Friday, 16th October 2015

Business Moats

Written by George Traganidas Topics: Stock Investing, Wealth Building


One of the tasks of an analyst who is evaluating a business is to think about the moat of the business. But what is a moat? A simple way to think about moats is to imagine that the business is a castle and the moat it what surrounds the business and keeps other businesses at bay. Every business has a moat, but the difference is the size and the durability. Some businesses have narrow moats and other have wide ones. Some business moats are shrinking as time goes by, whereas others are widening. Ideally an analyst wants to find a business with a wide moat that keeps widening. One of the characteristics of the capitalist system is that a profitable business will attract more and more competitors and these competitors will test your moat repeatedly. Thus, the more successful a business is the harder it is to keep being successful and widen its moat.

There are different ways that a company can build a wide moat. A really successful business combines a few of these ways and creates a Lollapalooza effect. This is a term that Charlie Munger uses to describe when two or three or more forces are acting in the same direction and the combined effect is much greater than the sum of the parts.

This list contains some of the most important moats that a company can have:

  • Supply-side. A company can have many clients and thus sell a lot of merchandise to them. This gives the company purchasing power with its suppliers and it can obtain better terms than the average company. Example of companies that have this kind of moat is Wal-Mart and Costco.
  • Demand-side. A company can have many customers who use their services and the big number of the customers makes the service better and more valuable and this attracts even more customers. Example of companies that have this kind of moat is Ebay and Amazon.
  • Local economies of scale. A company that has high fixed costs operates in a ‘small’ market. A competitor would have to incur all these fixed costs, but the market is not big enough to provide positive returns to two companies. Example of a company that has this kind of moat is Nebraska Furniture Mart.
  • Brand. A company can have such a well-recognised brand that it can command a premium for its products and raise prices without losing customers. Example of companies that have this kind of moat is Coca Cola and Disney.
  • Regulation. A company can be protected by regulation that stops competitors from entering its industry. Example of companies that have this kind of moat is Moody’s and banks.
  • Patents and Intellectual property. A company can have many patents that protect its assets. Example of a company that has this kind of moat is Qualcomm.
  • Switching costs. A company can provide a service or a product to its clients and make them dependent on it more and more as time goes by. Switching away to a competitor becomes harder with time. Example of a company that has this kind of moat is IBM.
  • Unique resources. A company can have access to a resource that is unique or it is extremely hard to replicate. Example of companies that have this kind of moat is railroads.
  • Human capital. A company can have a CEO who is a fanatic. Example of companies that have this kind of moat was Apple under Steve Jobs and GE under Jack Welch.

After you have identified a business with a wide moat then you need to see if the moat is durable and if it will shrink or widen in the future. In order to answer this question you need to identify what causes this business to have a wide moat at present and then forecast what future events can cause this moat to become narrower.
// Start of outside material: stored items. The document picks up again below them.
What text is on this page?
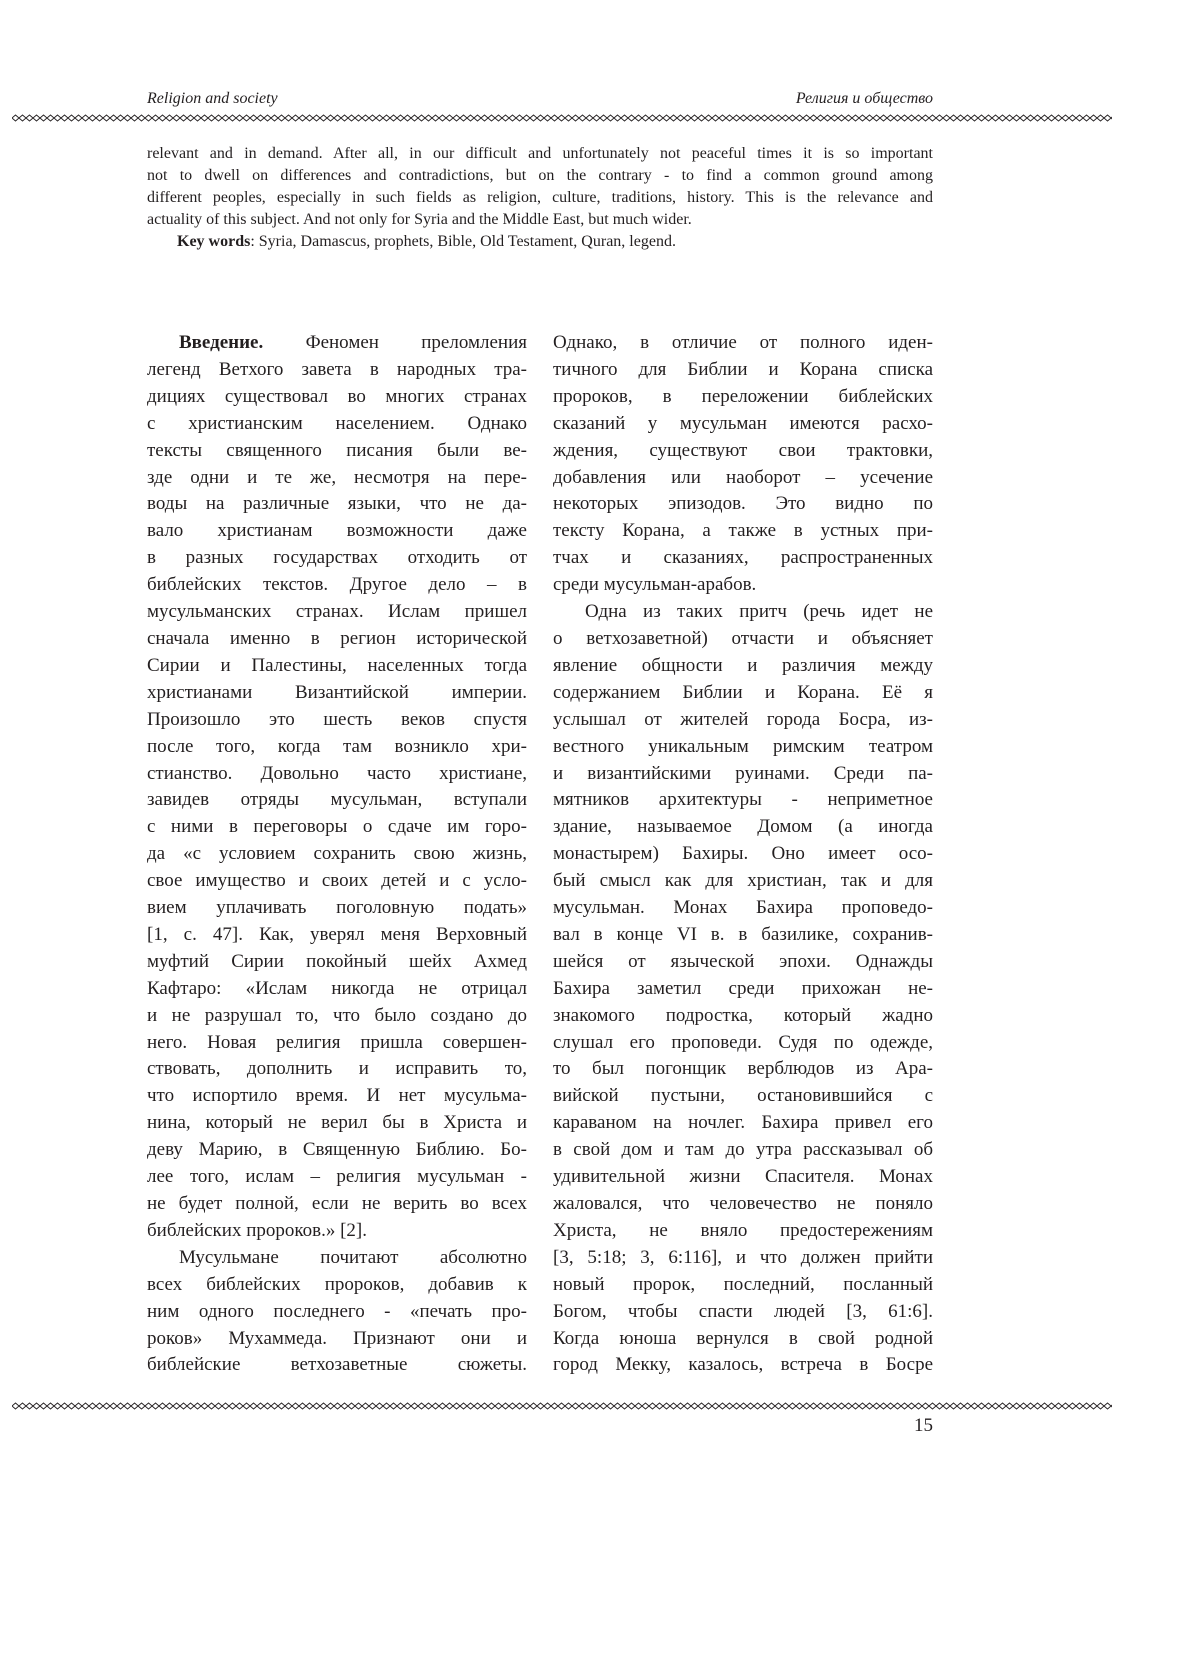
Religion and society	Религия и общество
relevant and in demand. After all, in our difficult and unfortunately not peaceful times it is so important
not to dwell on differences and contradictions, but on the contrary - to find a common ground among
different peoples, especially in such fields as religion, culture, traditions, history. This is the relevance and
actuality of this subject. And not only for Syria and the Middle East, but much wider.
Key words: Syria, Damascus, prophets, Bible, Old Testament, Quran, legend.
Введение. Феномен преломления
легенд Ветхого завета в народных тра-
дициях существовал во многих странах
с христианским населением. Однако
тексты священного писания были ве-
зде одни и те же, несмотря на пере-
воды на различные языки, что не да-
вало христианам возможности даже
в разных государствах отходить от
библейских текстов. Другое дело – в
мусульманских странах. Ислам пришел
сначала именно в регион исторической
Сирии и Палестины, населенных тогда
христианами Византийской империи.
Произошло это шесть веков спустя
после того, когда там возникло хри-
стианство. Довольно часто христиане,
завидев отряды мусульман, вступали
с ними в переговоры о сдаче им горо-
да «с условием сохранить свою жизнь,
свое имущество и своих детей и с усло-
вием уплачивать поголовную подать»
[1, с. 47]. Как, уверял меня Верховный
муфтий Сирии покойный шейх Ахмед
Кафтаро: «Ислам никогда не отрицал
и не разрушал то, что было создано до
него. Новая религия пришла совершен-
ствовать, дополнить и исправить то,
что испортило время. И нет мусульма-
нина, который не верил бы в Христа и
деву Марию, в Священную Библию. Бо-
лее того, ислам – религия мусульман -
не будет полной, если не верить во всех
библейских пророков.» [2].
Мусульмане почитают абсолютно
всех библейских пророков, добавив к
ним одного последнего - «печать про-
роков» Мухаммеда. Признают они и
библейские ветхозаветные сюжеты.
Однако, в отличие от полного иден-
тичного для Библии и Корана списка
пророков, в переложении библейских
сказаний у мусульман имеются расхо-
ждения, существуют свои трактовки,
добавления или наоборот – усечение
некоторых эпизодов. Это видно по
тексту Корана, а также в устных при-
тчах и сказаниях, распространенных
среди мусульман-арабов.
Одна из таких притч (речь идет не
о ветхозаветной) отчасти и объясняет
явление общности и различия между
содержанием Библии и Корана. Её я
услышал от жителей города Босра, из-
вестного уникальным римским театром
и византийскими руинами. Среди па-
мятников архитектуры - неприметное
здание, называемое Домом (а иногда
монастырем) Бахиры. Оно имеет осо-
бый смысл как для христиан, так и для
мусульман. Монах Бахира проповедо-
вал в конце VI в. в базилике, сохранив-
шейся от языческой эпохи. Однажды
Бахира заметил среди прихожан не-
знакомого подростка, который жадно
слушал его проповеди. Судя по одежде,
то был погонщик верблюдов из Ара-
вийской пустыни, остановившийся с
караваном на ночлег. Бахира привел его
в свой дом и там до утра рассказывал об
удивительной жизни Спасителя. Монах
жаловался, что человечество не поняло
Христа, не вняло предостережениям
[3, 5:18; 3, 6:116], и что должен прийти
новый пророк, последний, посланный
Богом, чтобы спасти людей [3, 61:6].
Когда юноша вернулся в свой родной
город Мекку, казалось, встреча в Босре
15
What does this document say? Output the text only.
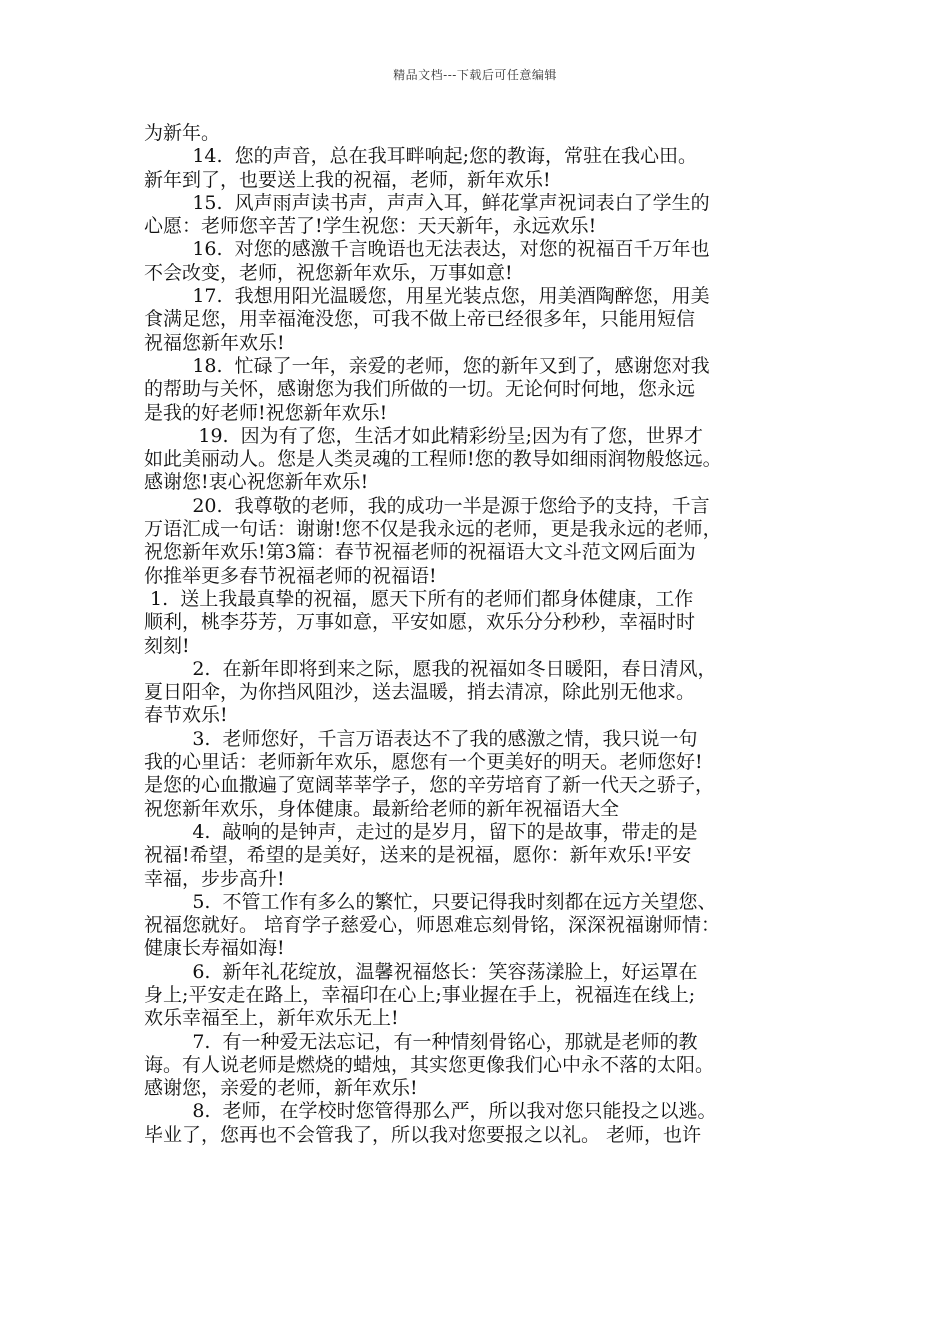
精品文档---下载后可任意编辑
为新年。
14.  您的声音，总在我耳畔响起;您的教诲，常驻在我心田。
新年到了，也要送上我的祝福，老师，新年欢乐!
15.  风声雨声读书声，声声入耳，鲜花掌声祝词表白了学生的
心愿：老师您辛苦了!学生祝您：天天新年，永远欢乐!
16.  对您的感激千言晚语也无法表达，对您的祝福百千万年也
不会改变，老师，祝您新年欢乐，万事如意!
17.  我想用阳光温暖您，用星光装点您，用美酒陶醉您，用美
食满足您，用幸福淹没您，可我不做上帝已经很多年，只能用短信
祝福您新年欢乐!
18.  忙碌了一年，亲爱的老师，您的新年又到了，感谢您对我
的帮助与关怀，感谢您为我们所做的一切。无论何时何地，您永远
是我的好老师!祝您新年欢乐!
19.  因为有了您，生活才如此精彩纷呈;因为有了您，世界才
如此美丽动人。您是人类灵魂的工程师!您的教导如细雨润物般悠远。
感谢您!衷心祝您新年欢乐!
20.  我尊敬的老师，我的成功一半是源于您给予的支持，千言
万语汇成一句话：谢谢!您不仅是我永远的老师，更是我永远的老师，
祝您新年欢乐!第3篇：春节祝福老师的祝福语大文斗范文网后面为
你推举更多春节祝福老师的祝福语!
1.  送上我最真挚的祝福，愿天下所有的老师们都身体健康，工作
顺利，桃李芬芳，万事如意，平安如愿，欢乐分分秒秒，幸福时时
刻刻!
2.  在新年即将到来之际，愿我的祝福如冬日暖阳，春日清风，
夏日阳伞，为你挡风阻沙，送去温暖，捎去清凉，除此别无他求。
春节欢乐!
3.  老师您好，千言万语表达不了我的感激之情，我只说一句
我的心里话：老师新年欢乐，愿您有一个更美好的明天。老师您好!
是您的心血撒遍了宽阔莘莘学子，您的辛劳培育了新一代天之骄子，
祝您新年欢乐，身体健康。最新给老师的新年祝福语大全
4.  敲响的是钟声，走过的是岁月，留下的是故事，带走的是
祝福!希望，希望的是美好，送来的是祝福，愿你：新年欢乐!平安
幸福，步步高升!
5.  不管工作有多么的繁忙，只要记得我时刻都在远方关望您、
祝福您就好。 培育学子慈爱心，师恩难忘刻骨铭，深深祝福谢师情：
健康长寿福如海!
6.  新年礼花绽放，温馨祝福悠长：笑容荡漾脸上，好运罩在
身上;平安走在路上，幸福印在心上;事业握在手上，祝福连在线上;
欢乐幸福至上，新年欢乐无上!
7.  有一种爱无法忘记，有一种情刻骨铭心，那就是老师的教
诲。有人说老师是燃烧的蜡烛，其实您更像我们心中永不落的太阳。
感谢您，亲爱的老师，新年欢乐!
8.  老师，在学校时您管得那么严，所以我对您只能投之以逃。
毕业了，您再也不会管我了，所以我对您要报之以礼。 老师，也许
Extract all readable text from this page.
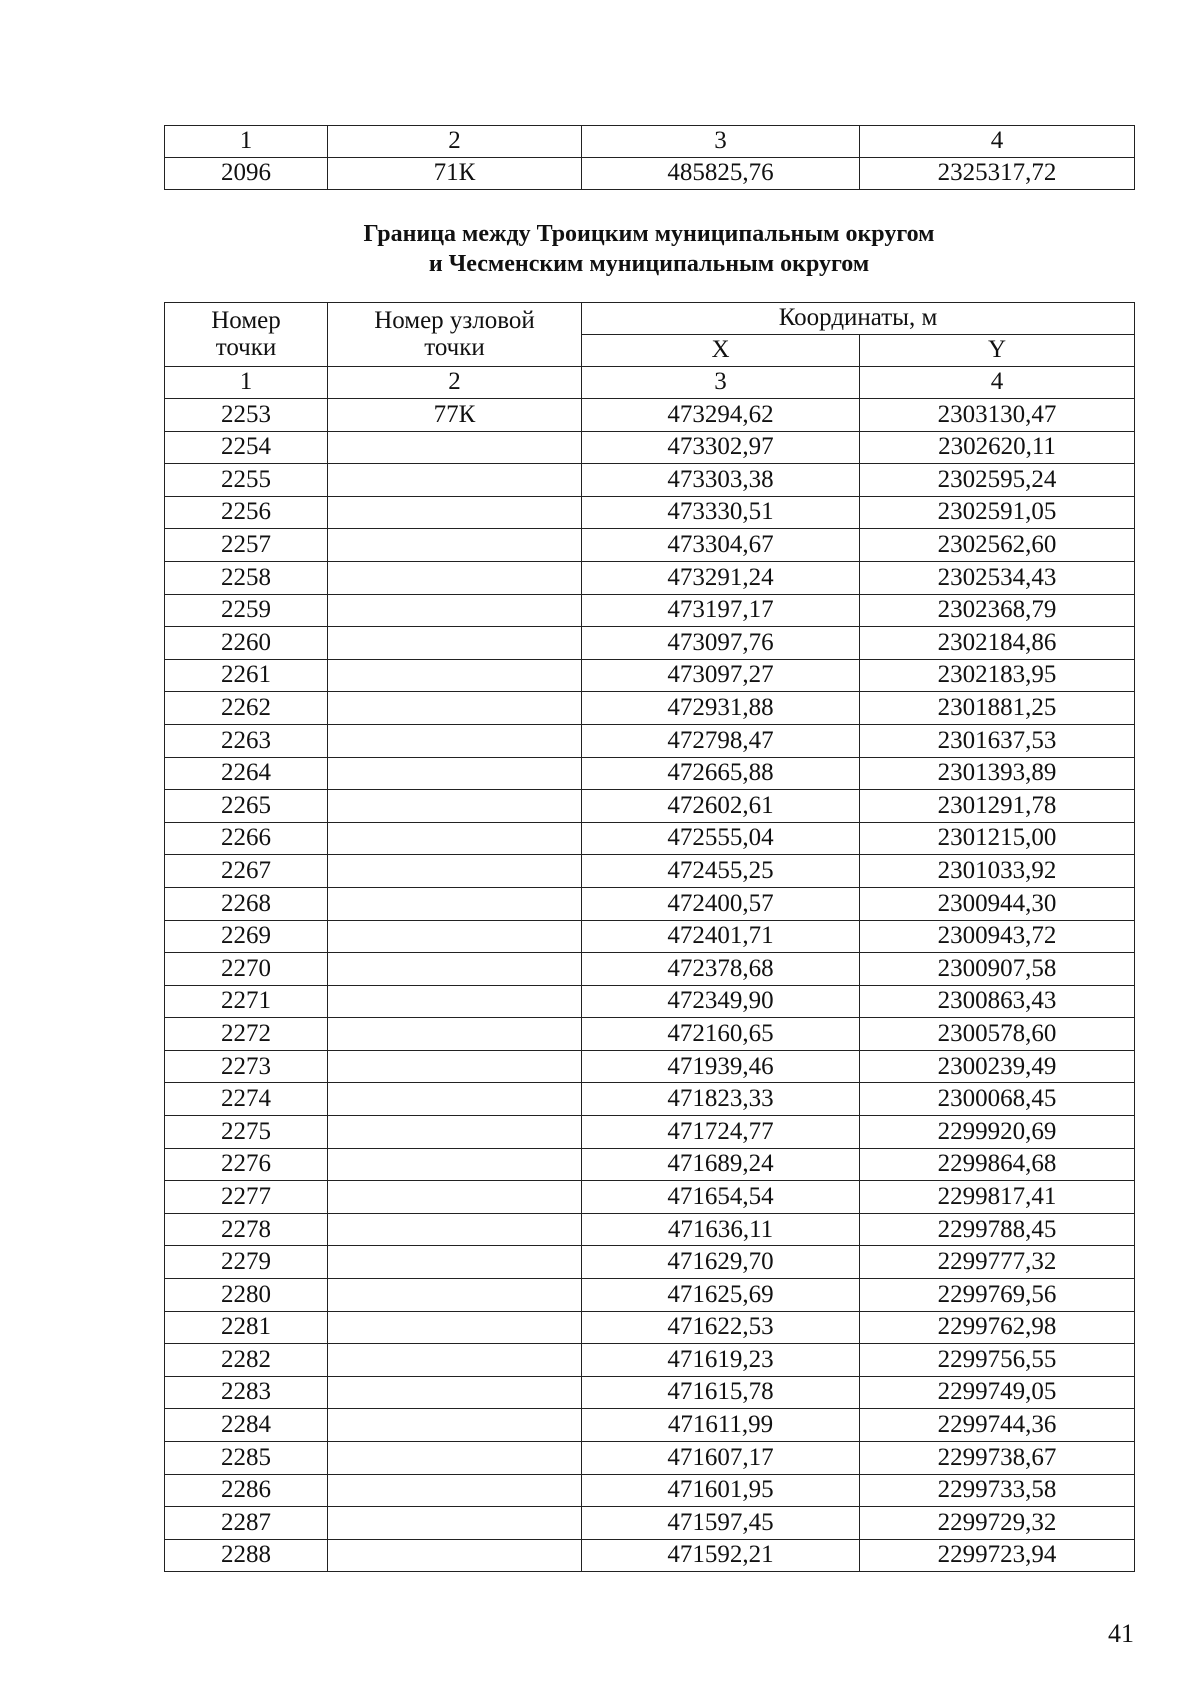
1	2	3	4
2096	71К	485825,76	2325317,72
Граница между Троицким муниципальным округом
и Чесменским муниципальным округом
Номер точки	Номер узловой точки	Координаты, м	
		X	Y
1	2	3	4
2253	77К	473294,62	2303130,47
2254		473302,97	2302620,11
2255		473303,38	2302595,24
2256		473330,51	2302591,05
2257		473304,67	2302562,60
2258		473291,24	2302534,43
2259		473197,17	2302368,79
2260		473097,76	2302184,86
2261		473097,27	2302183,95
2262		472931,88	2301881,25
2263		472798,47	2301637,53
2264		472665,88	2301393,89
2265		472602,61	2301291,78
2266		472555,04	2301215,00
2267		472455,25	2301033,92
2268		472400,57	2300944,30
2269		472401,71	2300943,72
2270		472378,68	2300907,58
2271		472349,90	2300863,43
2272		472160,65	2300578,60
2273		471939,46	2300239,49
2274		471823,33	2300068,45
2275		471724,77	2299920,69
2276		471689,24	2299864,68
2277		471654,54	2299817,41
2278		471636,11	2299788,45
2279		471629,70	2299777,32
2280		471625,69	2299769,56
2281		471622,53	2299762,98
2282		471619,23	2299756,55
2283		471615,78	2299749,05
2284		471611,99	2299744,36
2285		471607,17	2299738,67
2286		471601,95	2299733,58
2287		471597,45	2299729,32
2288		471592,21	2299723,94
41
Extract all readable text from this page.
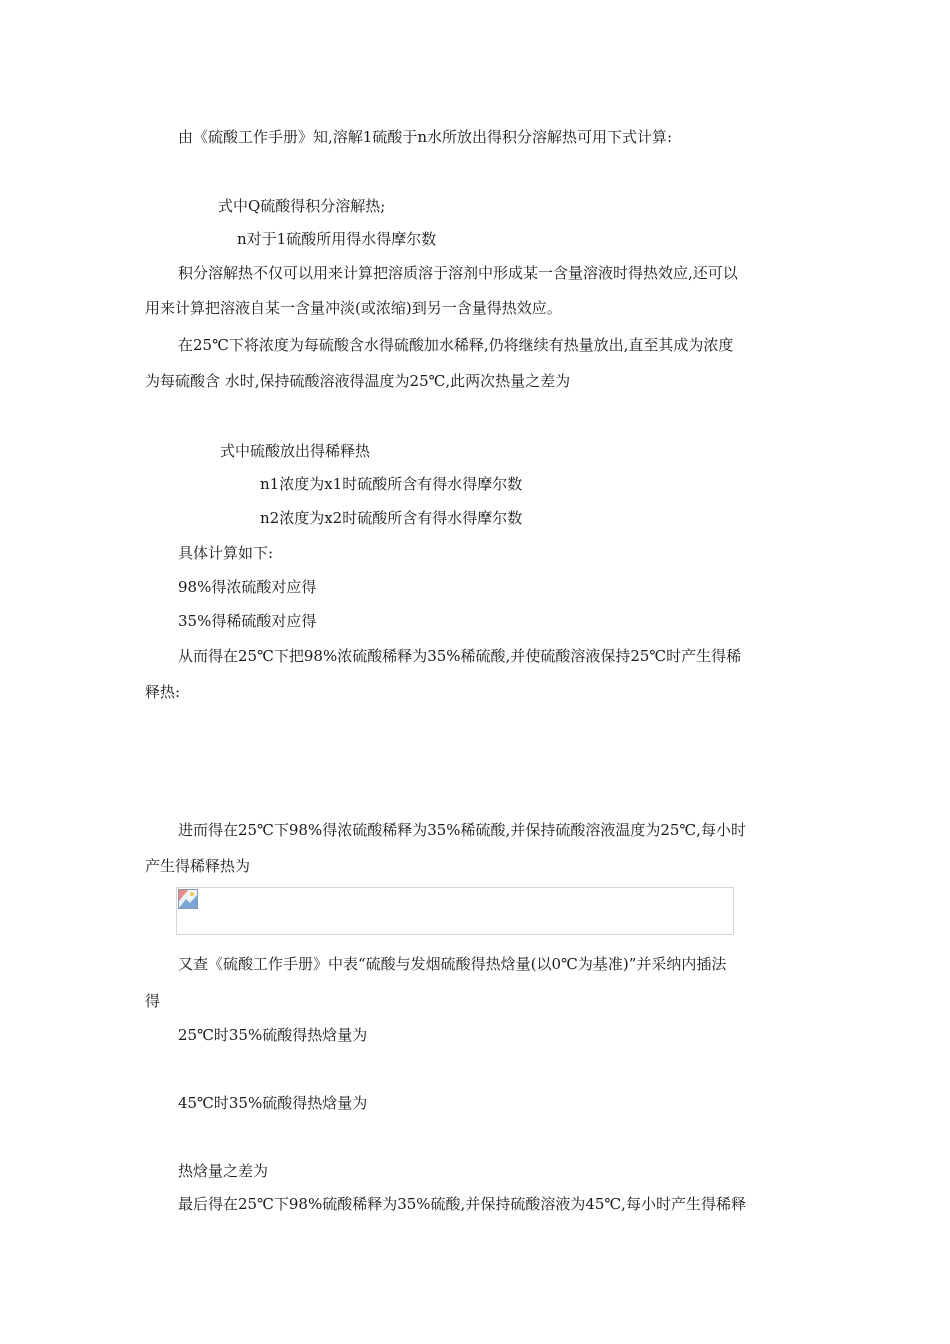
由《硫酸工作手册》知,溶解1硫酸于n水所放出得积分溶解热可用下式计算:
式中Q硫酸得积分溶解热;
n对于1硫酸所用得水得摩尔数
积分溶解热不仅可以用来计算把溶质溶于溶剂中形成某一含量溶液时得热效应,还可以
用来计算把溶液自某一含量冲淡(或浓缩)到另一含量得热效应。
在25℃下将浓度为每硫酸含水得硫酸加水稀释,仍将继续有热量放出,直至其成为浓度
为每硫酸含 水时,保持硫酸溶液得温度为25℃,此两次热量之差为
式中硫酸放出得稀释热
n1浓度为x1时硫酸所含有得水得摩尔数
n2浓度为x2时硫酸所含有得水得摩尔数
具体计算如下:
98%得浓硫酸对应得
35%得稀硫酸对应得
从而得在25℃下把98%浓硫酸稀释为35%稀硫酸,并使硫酸溶液保持25℃时产生得稀
释热:
进而得在25℃下98%得浓硫酸稀释为35%稀硫酸,并保持硫酸溶液温度为25℃,每小时
产生得稀释热为
又查《硫酸工作手册》中表“硫酸与发烟硫酸得热焓量(以0℃为基准)”并采纳内插法
得
25℃时35%硫酸得热焓量为
45℃时35%硫酸得热焓量为
热焓量之差为
最后得在25℃下98%硫酸稀释为35%硫酸,并保持硫酸溶液为45℃,每小时产生得稀释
One way to think about the durability of the moat is to perform the following thorough experiments. Let’s assume a company called ABC. If someone gave you $100bn could you build a business to compete with it? This should force you to think hard about what kind of moat ABC has and if it can be narrowed because someone with more money has started to compete with ABC.

Some people would argue that having a wide and durable moat is the most important thing when you are looking for a business to invest in the long term. If the moat is missing nothing else matters because the company will be crashed by the competition in a capitalist system. What is important to remember though is that even the strongest moats can become very weak with the passage of time and as new competitors come in with more innovative ideas. That is why the job of the business owner is to be always vigilant and look to widen its moat every year.